Wolstencroft also emphasises that we should focus on multi-layered stories reflective of our identity and culture as a nation, and that this identity should not be secluded to social activism films. Whether this identity is explored through anarchist crime in opening night film Start.Options.Exit., through How To Time Travel, a romantic imaginative science-fiction from  the Melbourne-based Sheffield brothers, or through Australians’ inherent affinity for a criminal redeemed in An Evening With Chopper Read. To the filmmaker and MUFF founder what matters most is that we support our local film industry with as much vigour as we do internationally.

 

“I think we’re in the middle of a revolution right now.
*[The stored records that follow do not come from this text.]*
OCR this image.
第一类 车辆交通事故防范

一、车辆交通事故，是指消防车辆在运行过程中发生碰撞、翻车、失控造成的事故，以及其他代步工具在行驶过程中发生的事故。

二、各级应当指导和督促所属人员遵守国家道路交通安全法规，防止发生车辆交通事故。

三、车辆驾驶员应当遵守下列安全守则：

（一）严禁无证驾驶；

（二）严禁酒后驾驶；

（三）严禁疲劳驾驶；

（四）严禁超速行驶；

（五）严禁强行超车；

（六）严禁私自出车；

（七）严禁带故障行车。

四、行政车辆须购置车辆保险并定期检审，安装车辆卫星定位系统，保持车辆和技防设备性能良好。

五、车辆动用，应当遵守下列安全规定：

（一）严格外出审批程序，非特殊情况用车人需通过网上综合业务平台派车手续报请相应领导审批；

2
It’s just really beginning to change,” propositions Wolstencroft, iterating how our cinematic voice is fiercer than 15 years ago. “It’s a very important time [for us] to make a really aggressive, relevant, internationally-respected local cinema that goes to a lot of the overseas festivals. That’s what we want: to see a lot of these local films getting into major film Festivals, like the Cannes, and being played. [Until then] we must keep plugging away and spreading the good word [while] we embrace the new and keep the old. That’s what we mean by Evolve or Die basically.”